Here is an exercise in the Algorithm Design Manual.
Consider the problem of determining whether a given undirected graph G = (V, E) contains a triangle or cycle of length 3.
(a) Give an O(|V |^3) to find a triangle if one exists.
(b) Improve your algorithm to run in time O(|V |·|E|). You may assume |V | ≤ |E|.
Observe that these bounds gives you time to convert between the adjacency matrix and adjacency list representations of G.
Here is my thoughts:
(a) If the graph is given as an adjacency list, I can convert the list to matrix by O(|V|^2). then I do:
for (int i = 0;i < n;i++)
for (int j = i+1;j < n;j++)
if (matrix[i][j] == 1)
for (int k = j+1;k < n;k++)
if (matrix[i][k] == 1 && matrix[j][k] == 1)
return true;
This should give a O(|V|^3) to test the triangle.
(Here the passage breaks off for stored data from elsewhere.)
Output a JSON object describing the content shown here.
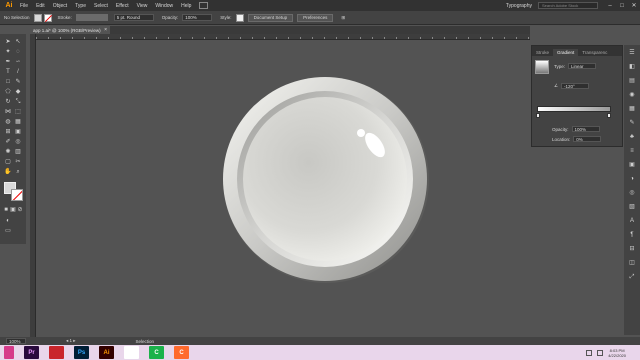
{
  "app": {
    "logo": "Ai",
    "menu": [
      "File",
      "Edit",
      "Object",
      "Type",
      "Select",
      "Effect",
      "View",
      "Window",
      "Help"
    ],
    "workspace": "Typography",
    "search_placeholder": "Search Adobe Stock",
    "window_buttons": [
      "–",
      "□",
      "✕"
    ]
  },
  "control_bar": {
    "selection_label": "No Selection",
    "stroke_label": "Stroke:",
    "stroke_style": "5 pt. Round",
    "opacity_label": "Opacity:",
    "opacity_value": "100%",
    "style_label": "Style:",
    "document_setup": "Document Setup",
    "preferences": "Preferences"
  },
  "document_tab": {
    "title": "app 1.ai* @ 100% (RGB/Preview)",
    "close": "×"
  },
  "gradient_panel": {
    "tabs": [
      "Stroke",
      "Gradient",
      "Transparenc"
    ],
    "active_tab": "Gradient",
    "type_label": "Type:",
    "type_value": "Linear",
    "angle_value": "-120°",
    "opacity_label": "Opacity:",
    "opacity_value": "100%",
    "location_label": "Location:",
    "location_value": "0%"
  },
  "status_bar": {
    "zoom": "100%",
    "page": "1",
    "tool": "Selection"
  },
  "taskbar": {
    "apps": [
      {
        "name": "Premiere Pro",
        "label": "Pr",
        "color": "#2a0a3d",
        "text_color": "#e99bff"
      },
      {
        "name": "Acrobat",
        "label": "",
        "color": "#c9252c",
        "text_color": "#ffffff"
      },
      {
        "name": "Photoshop",
        "label": "Ps",
        "color": "#001e36",
        "text_color": "#31a8ff"
      },
      {
        "name": "Illustrator",
        "label": "Ai",
        "color": "#330000",
        "text_color": "#ff9a00"
      },
      {
        "name": "Chrome",
        "label": "",
        "color": "#ffffff",
        "text_color": "#4285f4"
      },
      {
        "name": "Camtasia",
        "label": "C",
        "color": "#1bb24b",
        "text_color": "#ffffff"
      },
      {
        "name": "Camtasia Recorder",
        "label": "C",
        "color": "#ff6a2d",
        "text_color": "#ffffff"
      }
    ],
    "time": "8:03 PM",
    "date": "4/22/2020"
  },
  "colors": {
    "accent": "#ff9a00",
    "canvas": "#535353",
    "panel": "#434343"
  }
}
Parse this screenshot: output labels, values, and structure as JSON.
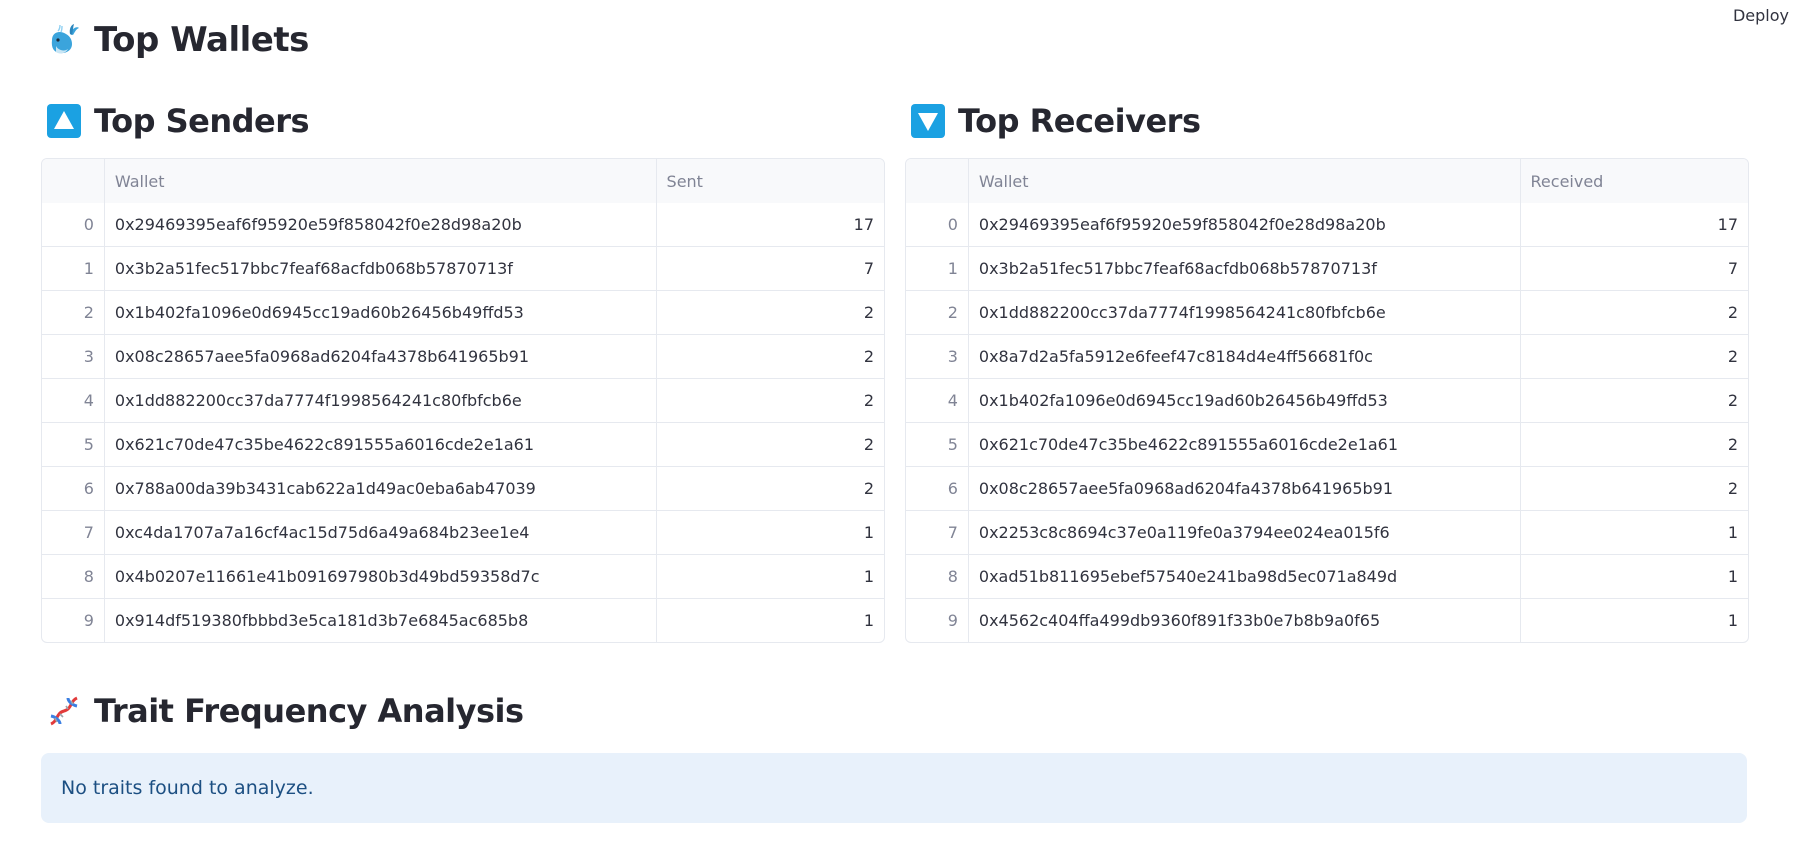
{
  "toolbar": {
    "deploy_label": "Deploy"
  },
  "header": {
    "title": "Top Wallets",
    "icon": "whale-icon"
  },
  "senders": {
    "title": "Top Senders",
    "icon": "up-arrow-button-icon",
    "columns": [
      "",
      "Wallet",
      "Sent"
    ],
    "rows": [
      {
        "idx": "0",
        "wallet": "0x29469395eaf6f95920e59f858042f0e28d98a20b",
        "value": "17"
      },
      {
        "idx": "1",
        "wallet": "0x3b2a51fec517bbc7feaf68acfdb068b57870713f",
        "value": "7"
      },
      {
        "idx": "2",
        "wallet": "0x1b402fa1096e0d6945cc19ad60b26456b49ffd53",
        "value": "2"
      },
      {
        "idx": "3",
        "wallet": "0x08c28657aee5fa0968ad6204fa4378b641965b91",
        "value": "2"
      },
      {
        "idx": "4",
        "wallet": "0x1dd882200cc37da7774f1998564241c80fbfcb6e",
        "value": "2"
      },
      {
        "idx": "5",
        "wallet": "0x621c70de47c35be4622c891555a6016cde2e1a61",
        "value": "2"
      },
      {
        "idx": "6",
        "wallet": "0x788a00da39b3431cab622a1d49ac0eba6ab47039",
        "value": "2"
      },
      {
        "idx": "7",
        "wallet": "0xc4da1707a7a16cf4ac15d75d6a49a684b23ee1e4",
        "value": "1"
      },
      {
        "idx": "8",
        "wallet": "0x4b0207e11661e41b091697980b3d49bd59358d7c",
        "value": "1"
      },
      {
        "idx": "9",
        "wallet": "0x914df519380fbbbd3e5ca181d3b7e6845ac685b8",
        "value": "1"
      }
    ]
  },
  "receivers": {
    "title": "Top Receivers",
    "icon": "down-arrow-button-icon",
    "columns": [
      "",
      "Wallet",
      "Received"
    ],
    "rows": [
      {
        "idx": "0",
        "wallet": "0x29469395eaf6f95920e59f858042f0e28d98a20b",
        "value": "17"
      },
      {
        "idx": "1",
        "wallet": "0x3b2a51fec517bbc7feaf68acfdb068b57870713f",
        "value": "7"
      },
      {
        "idx": "2",
        "wallet": "0x1dd882200cc37da7774f1998564241c80fbfcb6e",
        "value": "2"
      },
      {
        "idx": "3",
        "wallet": "0x8a7d2a5fa5912e6feef47c8184d4e4ff56681f0c",
        "value": "2"
      },
      {
        "idx": "4",
        "wallet": "0x1b402fa1096e0d6945cc19ad60b26456b49ffd53",
        "value": "2"
      },
      {
        "idx": "5",
        "wallet": "0x621c70de47c35be4622c891555a6016cde2e1a61",
        "value": "2"
      },
      {
        "idx": "6",
        "wallet": "0x08c28657aee5fa0968ad6204fa4378b641965b91",
        "value": "2"
      },
      {
        "idx": "7",
        "wallet": "0x2253c8c8694c37e0a119fe0a3794ee024ea015f6",
        "value": "1"
      },
      {
        "idx": "8",
        "wallet": "0xad51b811695ebef57540e241ba98d5ec071a849d",
        "value": "1"
      },
      {
        "idx": "9",
        "wallet": "0x4562c404ffa499db9360f891f33b0e7b8b9a0f65",
        "value": "1"
      }
    ]
  },
  "traits": {
    "title": "Trait Frequency Analysis",
    "icon": "dna-icon",
    "message": "No traits found to analyze."
  },
  "colors": {
    "accent_blue": "#1ba1e2",
    "info_bg": "#e8f1fb",
    "info_text": "#1c4f82"
  }
}
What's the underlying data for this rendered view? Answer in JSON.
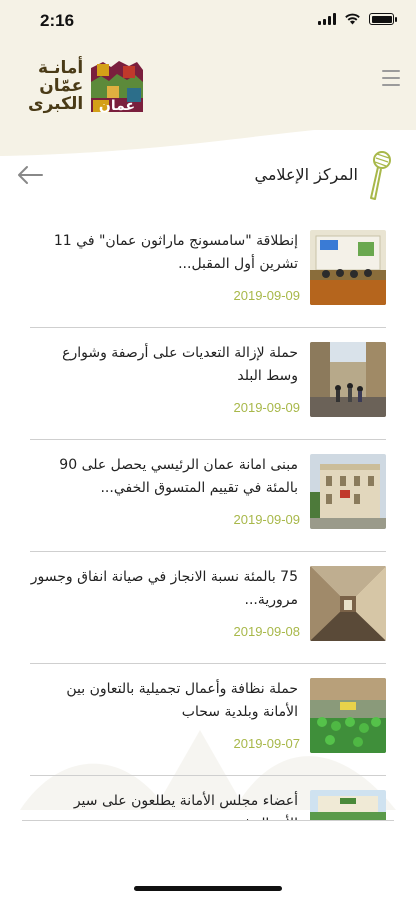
{
  "status": {
    "time": "2:16"
  },
  "header": {
    "logo_line1": "أمانـة",
    "logo_line2": "عمّان",
    "logo_line3": "الكبرى"
  },
  "page": {
    "title": "المركز الإعلامي"
  },
  "news": [
    {
      "title": "إنطلاقة \"سامسونج ماراثون عمان\" في 11 تشرين أول المقبل...",
      "date": "2019-09-09",
      "thumb": "conference-photo"
    },
    {
      "title": "حملة لإزالة التعديات على أرصفة وشوارع وسط البلد",
      "date": "2019-09-09",
      "thumb": "street-photo"
    },
    {
      "title": "مبنى امانة عمان الرئيسي يحصل على 90 بالمئة في تقييم المتسوق الخفي...",
      "date": "2019-09-09",
      "thumb": "building-photo"
    },
    {
      "title": "75 بالمئة نسبة الانجاز في صيانة انفاق وجسور مرورية...",
      "date": "2019-09-08",
      "thumb": "tunnel-photo"
    },
    {
      "title": "حملة نظافة وأعمال تجميلية بالتعاون بين الأمانة وبلدية سحاب",
      "date": "2019-09-07",
      "thumb": "volunteers-photo"
    },
    {
      "title": "أعضاء مجلس الأمانة يطلعون على سير الأعمال في",
      "date": "",
      "thumb": "event-photo"
    }
  ],
  "colors": {
    "header_bg": "#f5f2e6",
    "accent": "#a8b84a",
    "divider": "#cfcfcf"
  }
}
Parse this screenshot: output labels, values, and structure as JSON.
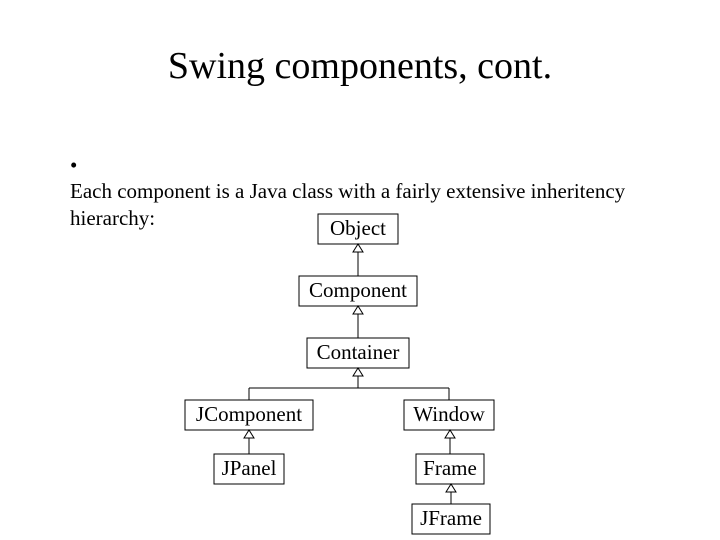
{
  "title": "Swing components, cont.",
  "bullet": "Each component is a Java class with a fairly extensive inheritency hierarchy:",
  "nodes": {
    "object": {
      "label": "Object"
    },
    "component": {
      "label": "Component"
    },
    "container": {
      "label": "Container"
    },
    "jcomponent": {
      "label": "JComponent"
    },
    "window": {
      "label": "Window"
    },
    "jpanel": {
      "label": "JPanel"
    },
    "frame": {
      "label": "Frame"
    },
    "jframe": {
      "label": "JFrame"
    }
  }
}
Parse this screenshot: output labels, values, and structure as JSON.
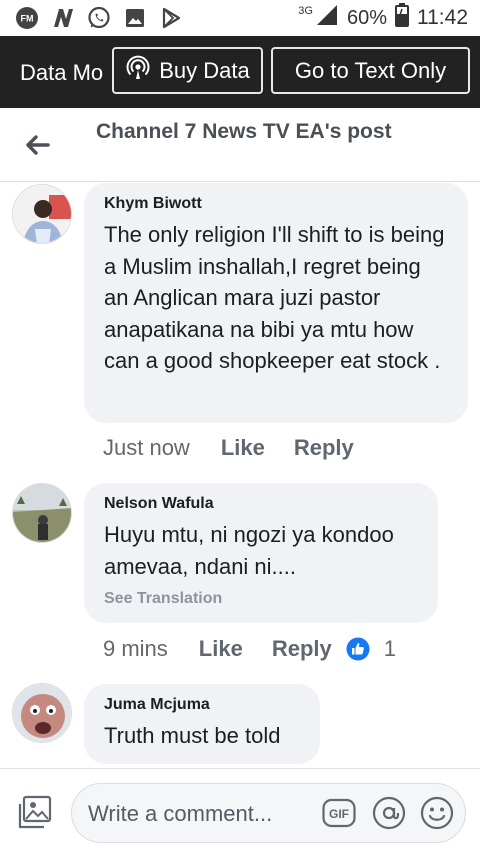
{
  "status_bar": {
    "network": "3G",
    "battery": "60%",
    "time": "11:42",
    "icons": [
      "fm-radio-icon",
      "news-n-icon",
      "whatsapp-icon",
      "gallery-icon",
      "play-store-icon",
      "signal-icon",
      "battery-icon"
    ]
  },
  "data_bar": {
    "mode_label": "Data Mo",
    "buy_data_label": "Buy Data",
    "text_only_label": "Go to Text Only"
  },
  "header": {
    "title": "Channel 7 News TV EA's post"
  },
  "comments": [
    {
      "author": "Khym Biwott",
      "text": "The only religion I'll shift to is being a Muslim inshallah,I regret being an Anglican mara juzi pastor anapatikana na bibi ya mtu how can a good shopkeeper eat stock .",
      "time": "Just now",
      "like": "Like",
      "reply": "Reply"
    },
    {
      "author": "Nelson Wafula",
      "text": "Huyu mtu, ni ngozi ya kondoo amevaa, ndani ni....",
      "see_translation": "See Translation",
      "time": "9 mins",
      "like": "Like",
      "reply": "Reply",
      "reaction_count": "1"
    },
    {
      "author": "Juma Mcjuma",
      "text": "Truth must be told"
    }
  ],
  "composer": {
    "placeholder": "Write a comment..."
  },
  "colors": {
    "data_bar_bg": "#222222",
    "bubble_bg": "#f0f2f5",
    "like_blue": "#1877f2"
  }
}
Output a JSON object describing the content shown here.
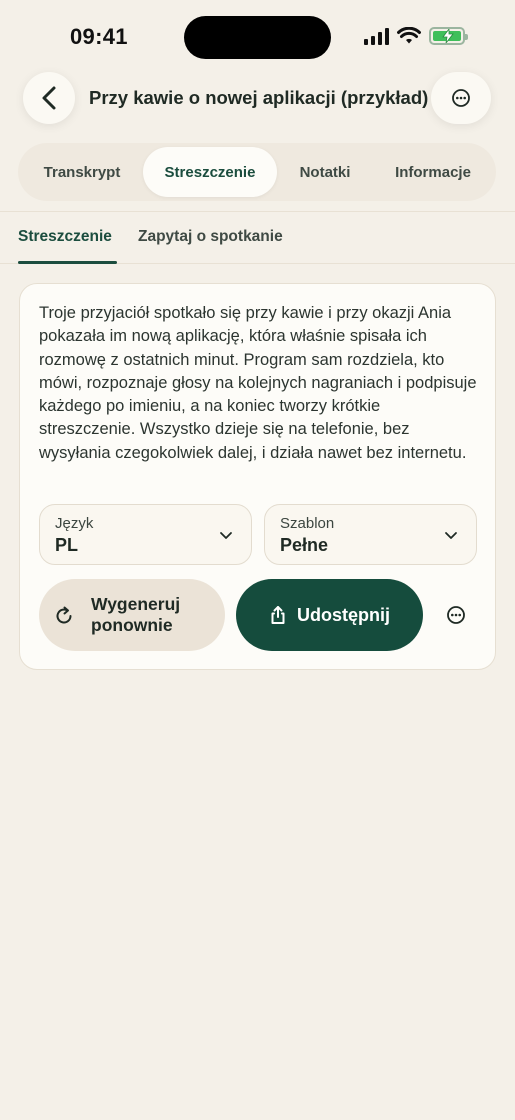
{
  "status_bar": {
    "time": "09:41",
    "icons": [
      "signal-icon",
      "wifi-icon",
      "battery-charging-icon"
    ],
    "battery_color": "#3fbf5a"
  },
  "header": {
    "back_icon": "chevron-left-icon",
    "title": "Przy kawie o nowej aplikacji (przykład)",
    "more_icon": "more-horizontal-circle-icon"
  },
  "tabs": [
    {
      "label": "Transkrypt",
      "active": false
    },
    {
      "label": "Streszczenie",
      "active": true
    },
    {
      "label": "Notatki",
      "active": false
    },
    {
      "label": "Informacje",
      "active": false
    }
  ],
  "subtabs": [
    {
      "label": "Streszczenie",
      "active": true
    },
    {
      "label": "Zapytaj o spotkanie",
      "active": false
    }
  ],
  "summary": {
    "text": "Troje przyjaciół spotkało się przy kawie i przy okazji Ania pokazała im nową aplikację, która właśnie spisała ich rozmowę z ostatnich minut. Program sam rozdziela, kto mówi, rozpoznaje głosy na kolejnych nagraniach i podpisuje każdego po imieniu, a na koniec tworzy krótkie streszczenie. Wszystko dzieje się na telefonie, bez wysyłania czegokolwiek dalej, i działa nawet bez internetu."
  },
  "selects": {
    "language": {
      "label": "Język",
      "value": "PL"
    },
    "template": {
      "label": "Szablon",
      "value": "Pełne"
    }
  },
  "actions": {
    "regenerate_label": "Wygeneruj ponownie",
    "share_label": "Udostępnij",
    "more_icon": "more-horizontal-circle-icon"
  },
  "colors": {
    "background": "#f4f0e8",
    "accent": "#154c3d",
    "card": "#fdfcf8"
  }
}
(b) My first intuitive is that if the graph is given as an adjacency list, then I will do a bfs. Whenever a cross edge is found, for example, if y-x is a cross edge, then i will check whether parent[y] == parent[x], if true, then a triangle is found.
Could anyone tell me whether my thinking is correct or not?
Also for this (b), I am not sure its complexity. Should it be O(|V| + |E|), right?
How can I do it in O(|V|*|E|)?
A possible O(|V||E|) solution, is the same idea of the brute-force in (a):
for each edge (u, v):
for each vertex w:
if (v, w) is an edge and (w, u) is an edge:
return true
return false
check all edges, and not all vertices pairs - with another vertex that forms a triangle - it is enough information to determine if the edge and vertex form a feasible solution.
Counter example to BFS solution:
A
/ | \
/ | \
B C D
| | |
| | |
F---G---H
| |
---------
(F, H) is also an edge
Note that father[F] != father[G] != father[H], thus the algorithm will return false - but nevertheless, (F, G, H) is a feasible solution!